I'd be pretty sure it's there. Just questioning whether it kicks in far enough off the bottom to be felt or taken advantage of. ( before crashing). The WSSRC considers it exists.... for planing hulls at least.
www.sailing.org/news/3762.php
"There is much anecdotal evidence about the positive effects on speed by the shallow water effect and certain published study including the effect on fast ferries when entering shallow water and using the effect to "unstick"
seaplanes. However in order to obtain some hard data, the Council commissioned the Wolfson Unit of Southampton to prepare a paper on the specific subject.
Their conclusion of this detailed study was that the drag of a planing board is reduced when the water depth is less than the beam of the board, with a possible reduction of 50% in very shallow water of less than half the beam of the board. A water depth of 50cm would be deep enough to avoid shallow water effects."
Sandbars are a fact of life on the inshore waters of Florida. So, to avoid them I get really picky about where I windfoil. Yes, you can find spots that remain deep enough, even at low tide. I have three such spots in the Tampa/St Pete area of the Gulf coast. Most freshwater lakes are plenty deep, but they also sometimes harbor gators, at least in the shoreline weeds. Check with the locals. Stay out in the open.

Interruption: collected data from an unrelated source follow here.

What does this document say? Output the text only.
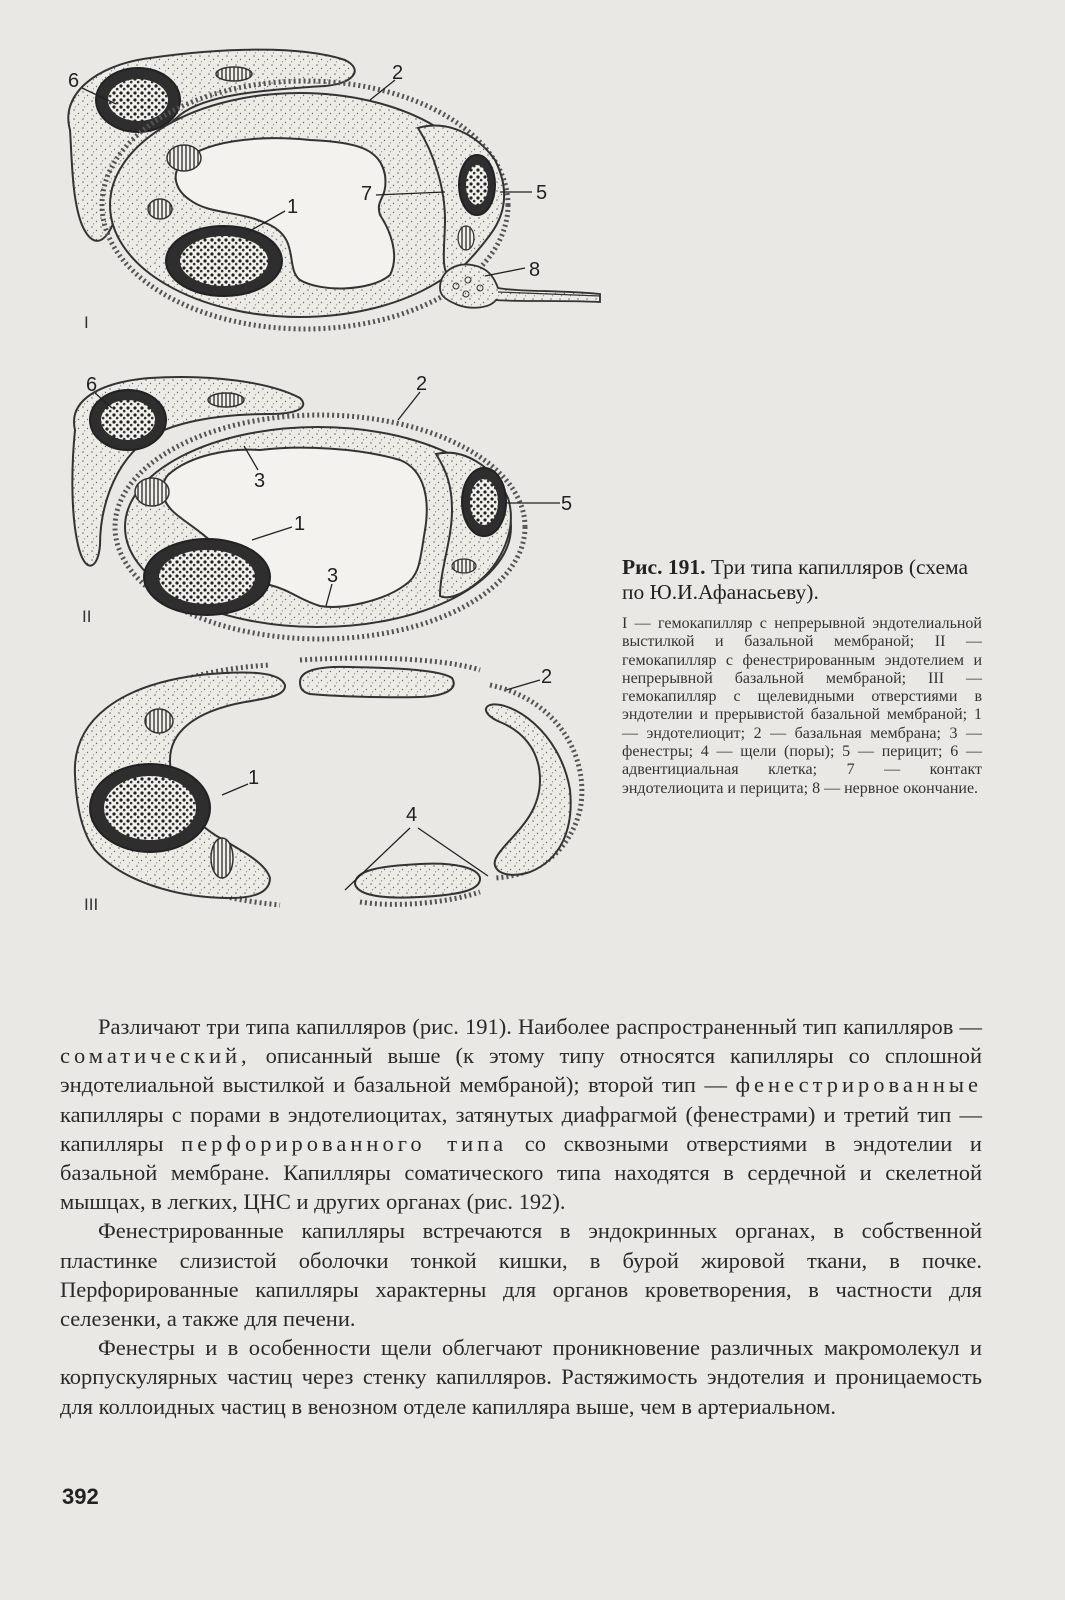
I
6	2
1
7	5
8
II
6	2
3
1
5
3
III
2
1
4
Рис. 191. Три типа капилляров (схема по Ю.И.Афанасьеву).
I — гемокапилляр с непрерывной эндотелиальной выстилкой и базальной мембраной; II — гемокапилляр с фенестрированным эндотелием и непрерывной базальной мембраной; III — гемокапилляр с щелевидными отверстиями в эндотелии и прерывистой базальной мембраной; 1 — эндотелиоцит; 2 — базальная мембрана; 3 — фенестры; 4 — щели (поры); 5 — перицит; 6 — адвентициальная клетка; 7 — контакт эндотелиоцита и перицита; 8 — нервное окончание.

Различают три типа капилляров (рис. 191). Наиболее распространенный тип капилляров — соматический, описанный выше (к этому типу относятся капилляры со сплошной эндотелиальной выстилкой и базальной мембраной); второй тип — фенестрированные капилляры с порами в эндотелиоцитах, затянутых диафрагмой (фенестрами) и третий тип — капилляры перфорированного типа со сквозными отверстиями в эндотелии и базальной мембране. Капилляры соматического типа находятся в сердечной и скелетной мышцах, в легких, ЦНС и других органах (рис. 192).

Фенестрированные капилляры встречаются в эндокринных органах, в собственной пластинке слизистой оболочки тонкой кишки, в бурой жировой ткани, в почке. Перфорированные капилляры характерны для органов кроветворения, в частности для селезенки, а также для печени.

Фенестры и в особенности щели облегчают проникновение различных макромолекул и корпускулярных частиц через стенку капилляров. Растяжимость эндотелия и проницаемость для коллоидных частиц в венозном отделе капилляра выше, чем в артериальном.

392
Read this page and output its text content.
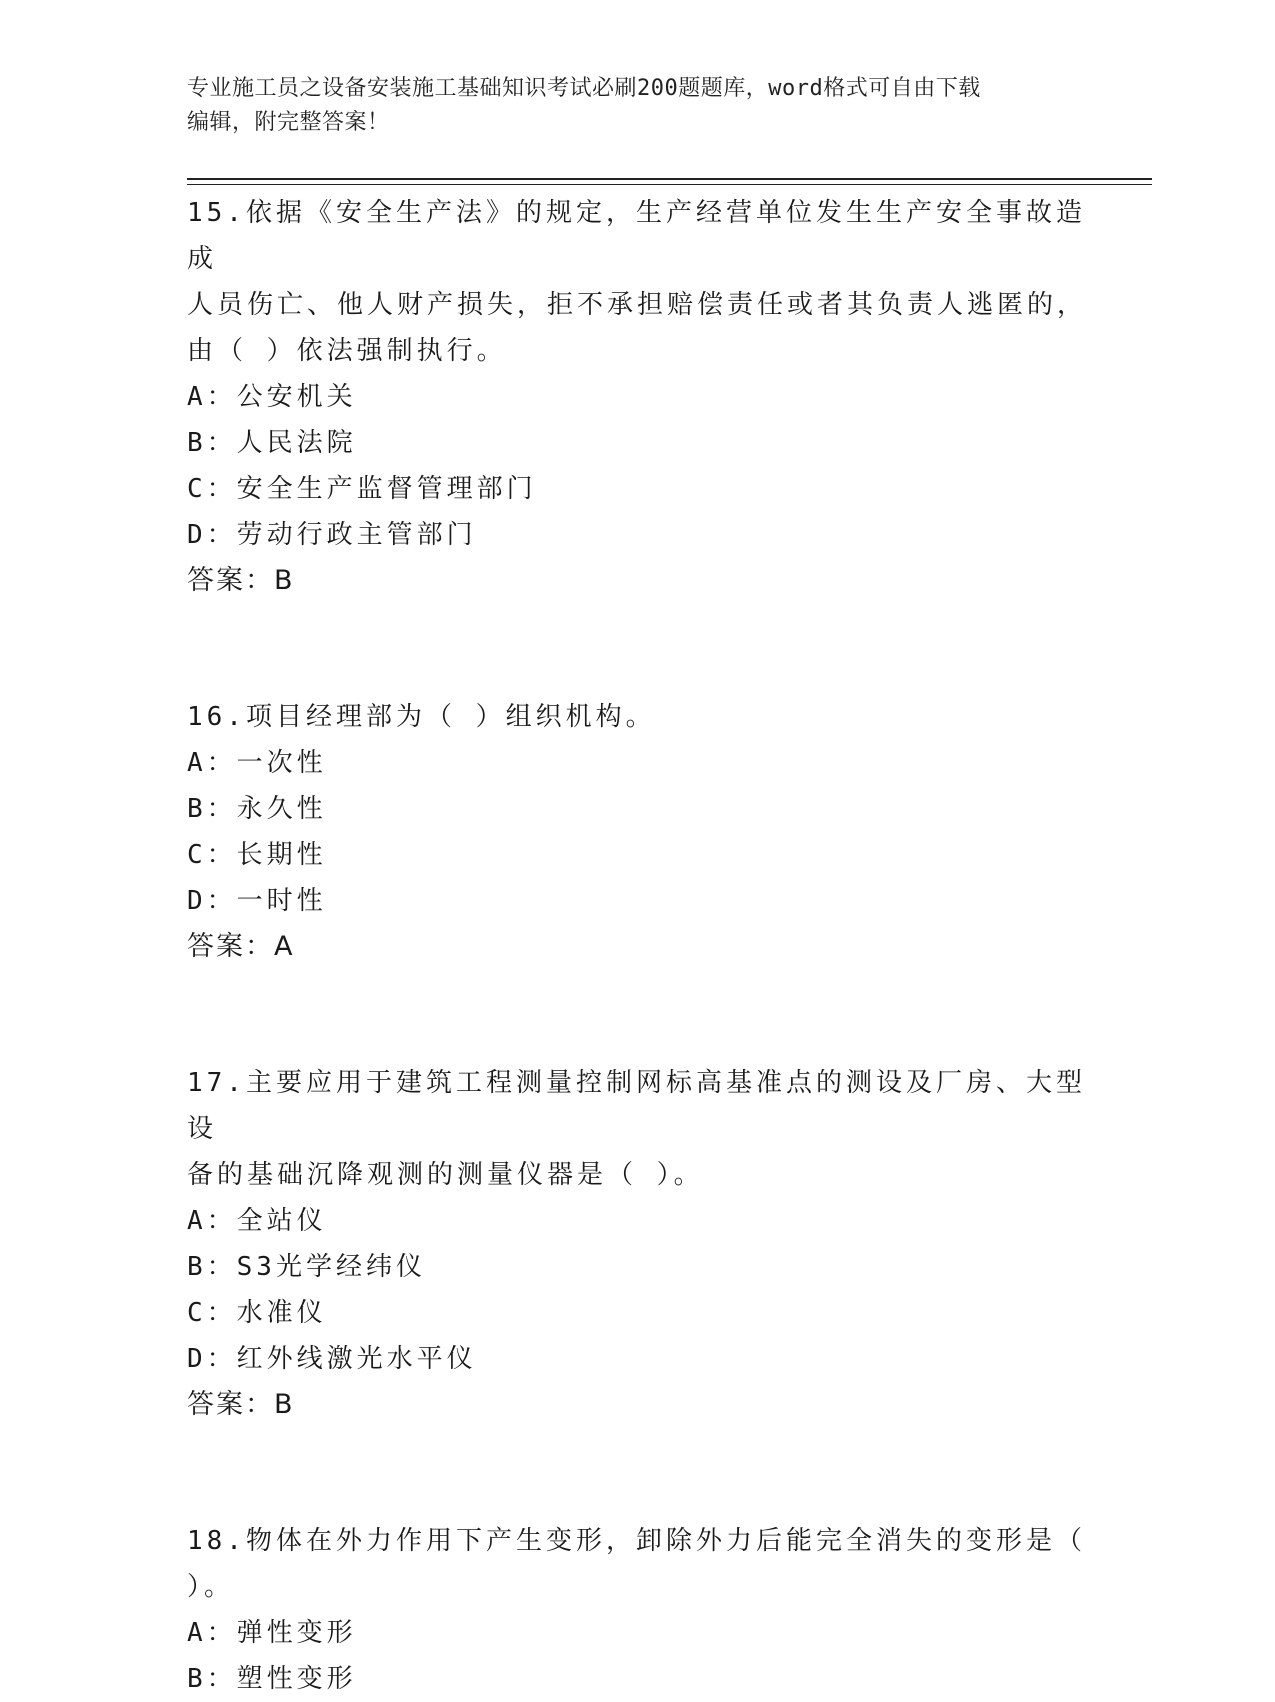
专业施工员之设备安装施工基础知识考试必刷200题题库，word格式可自由下载
编辑，附完整答案！

15.依据《安全生产法》的规定，生产经营单位发生生产安全事故造成

人员伤亡、他人财产损失，拒不承担赔偿责任或者其负责人逃匿的，

由（ ）依法强制执行。

A：公安机关

B：人民法院

C：安全生产监督管理部门

D：劳动行政主管部门

答案：B

16.项目经理部为（ ）组织机构。

A：一次性

B：永久性

C：长期性

D：一时性

答案：A

17.主要应用于建筑工程测量控制网标高基准点的测设及厂房、大型设

备的基础沉降观测的测量仪器是（ ）。

A：全站仪

B：S3光学经纬仪

C：水准仪

D：红外线激光水平仪

答案：B

18.物体在外力作用下产生变形，卸除外力后能完全消失的变形是（

）。

A：弹性变形

B：塑性变形
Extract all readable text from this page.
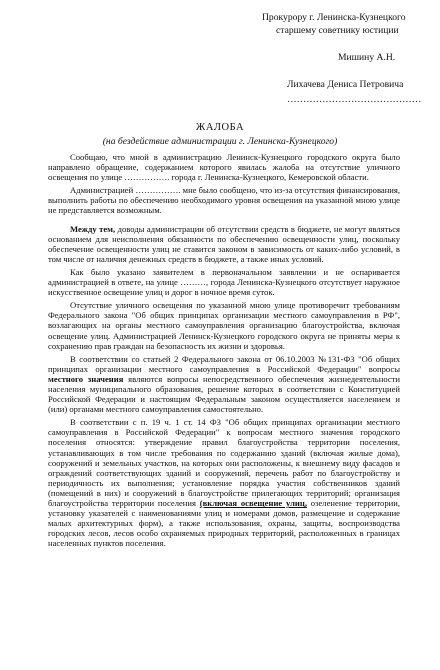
Прокурору г. Ленинска-Кузнецкого
старшему советнику юстиции
Мишину А.Н.
Лихачева Дениса Петровича
……………………………………
ЖАЛОБА
(на бездействие администрации г. Ленинска-Кузнецкого)

Сообщаю, что мной в администрацию Ленинск-Кузнецкого городского округа было направлено обращение, содержанием которого явилась жалоба на отсутствие уличного освещения по улице ……………. города г. Ленинска-Кузнецкого, Кемеровской области.

Администрацией ……………. мне было сообщено, что из-за отсутствия финансирования, выполнить работы по обеспечению необходимого уровня освещения на указанной мною улице не представляется возможным.

Между тем, доводы администрации об отсутствии средств в бюджете, не могут являться основанием для неисполнения обязанности по обеспечению освещенности улиц, поскольку обеспечение освещенности улиц не ставится законом в зависимость от каких-либо условий, в том числе от наличия денежных средств в бюджете, а также иных условий.

Как было указано заявителем в первоначальном заявлении и не оспаривается администрацией в ответе, на улице ………, города Ленинска-Кузнецкого отсутствует наружное искусственное освещение улиц и дорог в ночное время суток.

Отсутствие уличного освещения по указанной мною улице противоречит требованиям Федерального закона "Об общих принципах организации местного самоуправления в РФ", возлагающих на органы местного самоуправления организацию благоустройства, включая освещение улиц. Администрацией Ленинск-Кузнецкого городского округа не приняты меры к сохранению прав граждан на безопасность их жизни и здоровья.

В соответствии со статьей 2 Федерального закона от 06.10.2003 №131-ФЗ "Об общих принципах организации местного самоуправления в Российской Федерации" вопросы местного значения являются вопросы непосредственного обеспечения жизнедеятельности населения муниципального образования, решение которых в соответствии с Конституцией Российской Федерации и настоящим Федеральным законом осуществляется населением и (или) органами местного самоуправления самостоятельно.

В соответствии с п. 19 ч. 1 ст. 14 ФЗ "Об общих принципах организации местного самоуправления в Российской Федерации" к вопросам местного значения городского поселения относятся: утверждение правил благоустройства территории поселения, устанавливающих в том числе требования по содержанию зданий (включая жилые дома), сооружений и земельных участков, на которых они расположены, к внешнему виду фасадов и ограждений соответствующих зданий и сооружений, перечень работ по благоустройству и периодичность их выполнения; установление порядка участия собственников зданий (помещений в них) и сооружений в благоустройстве прилегающих территорий; организация благоустройства территории поселения (включая освещение улиц, озеленение территории, установку указателей с наименованиями улиц и номерами домов, размещение и содержание малых архитектурных форм), а также использования, охраны, защиты, воспроизводства городских лесов, лесов особо охраняемых природных территорий, расположенных в границах населенных пунктов поселения.
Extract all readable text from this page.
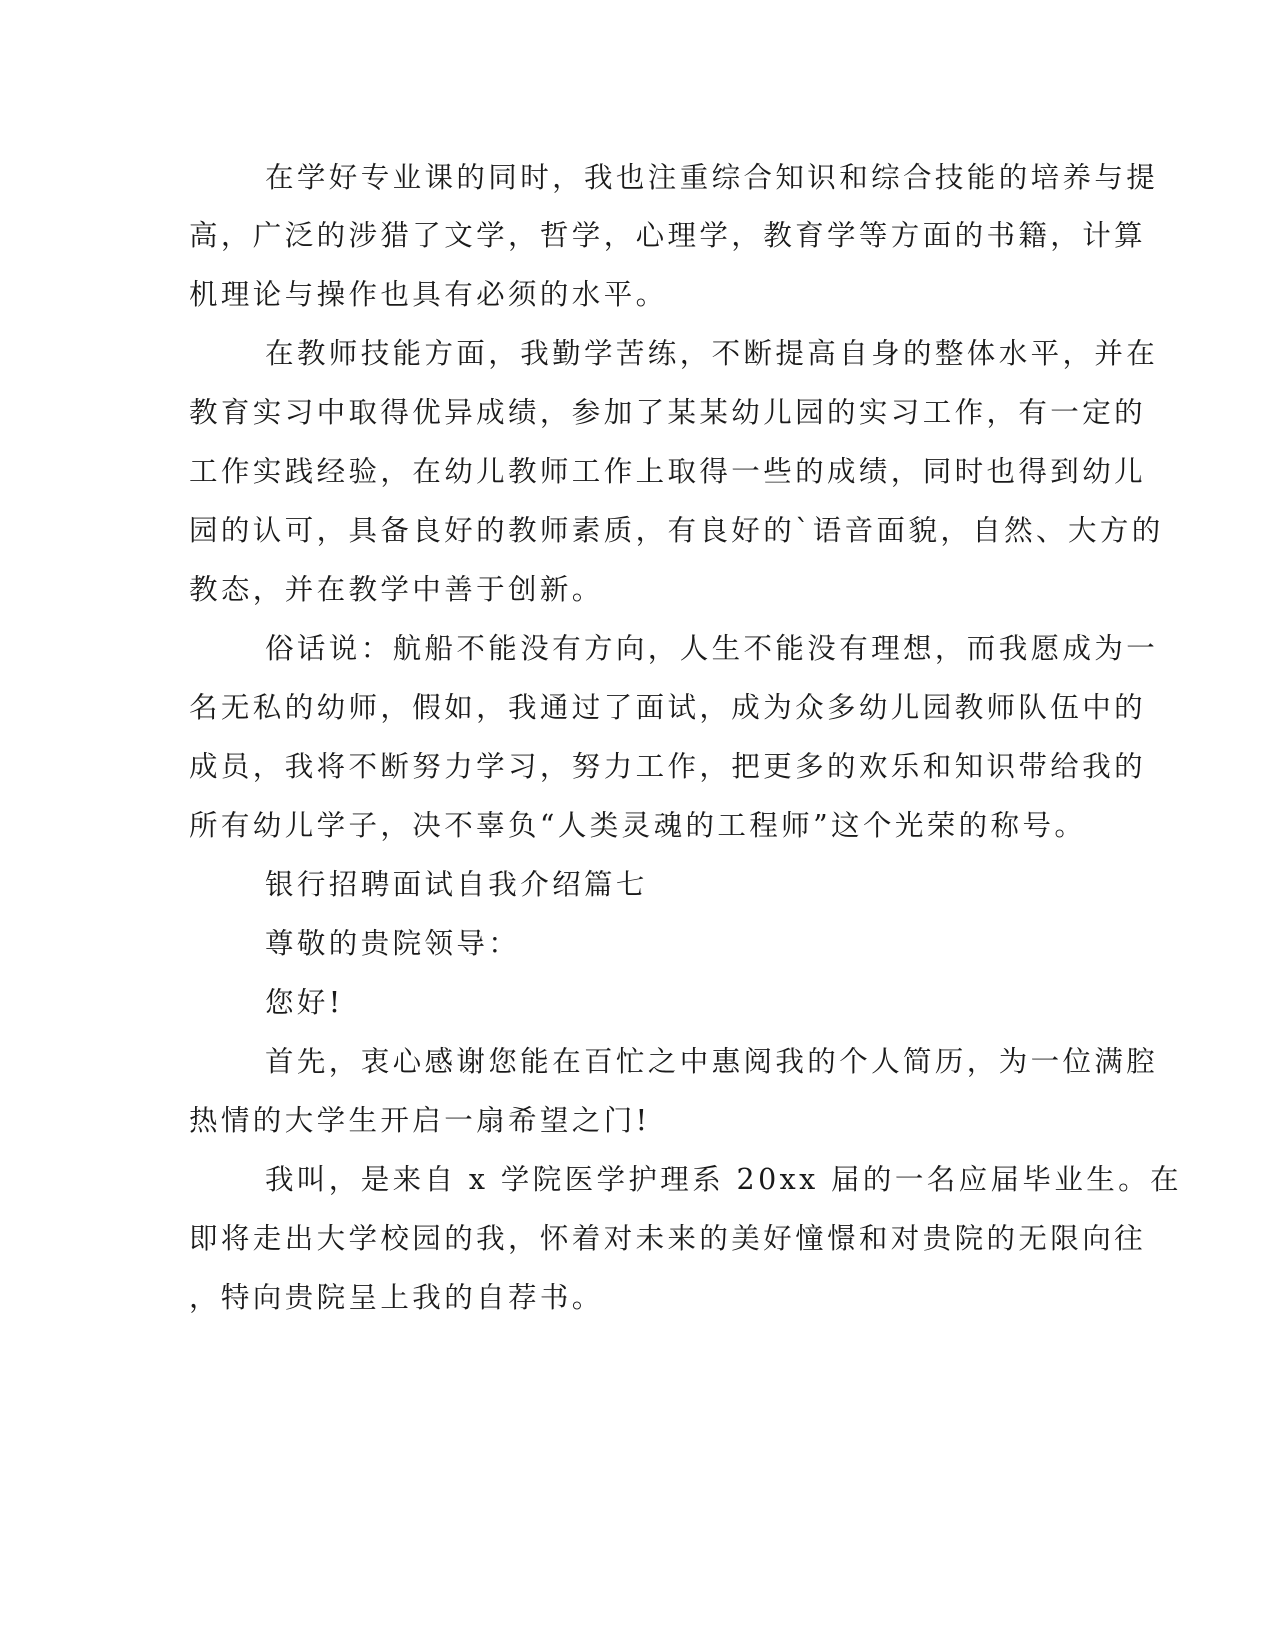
在学好专业课的同时，我也注重综合知识和综合技能的培养与提
高，广泛的涉猎了文学，哲学，心理学，教育学等方面的书籍，计算
机理论与操作也具有必须的水平。
在教师技能方面，我勤学苦练，不断提高自身的整体水平，并在
教育实习中取得优异成绩，参加了某某幼儿园的实习工作，有一定的
工作实践经验，在幼儿教师工作上取得一些的成绩，同时也得到幼儿
园的认可，具备良好的教师素质，有良好的`语音面貌，自然、大方的
教态，并在教学中善于创新。
俗话说：航船不能没有方向，人生不能没有理想，而我愿成为一
名无私的幼师，假如，我通过了面试，成为众多幼儿园教师队伍中的
成员，我将不断努力学习，努力工作，把更多的欢乐和知识带给我的
所有幼儿学子，决不辜负“人类灵魂的工程师”这个光荣的称号。
银行招聘面试自我介绍篇七
尊敬的贵院领导：
您好!
首先，衷心感谢您能在百忙之中惠阅我的个人简历，为一位满腔
热情的大学生开启一扇希望之门!
我叫，是来自 x 学院医学护理系 20xx 届的一名应届毕业生。在
即将走出大学校园的我，怀着对未来的美好憧憬和对贵院的无限向往
，特向贵院呈上我的自荐书。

Ground effect is a feature of lift in a compressible medium like air. Since water is not compressible at our speeds, ground effect is negligible.
Surf foilers spend most of their time in shallow water and there was a highly technical discussion on the Progression Project podcast (podcasts.apple.com/us/podcast/the-progression-project/id1206097336 ) where they claim that there was a ground effect when the wing gets near the bottom.
Some of the posts above say that because water is difficult to compress this wouldn't allow ground effect. But wouldn't that actually increase ground effect instead? When the water gets squeezed between the wing and the bottom I would expect the pressure on the underside of the wing to increase even more because water is not very compressible.
The surf foilers on the podcast also talk about a sort of ground effect from being close to the water surface. the theory being that the water has more difficulty swirling off the wing tips and back onto the top surface of the wing.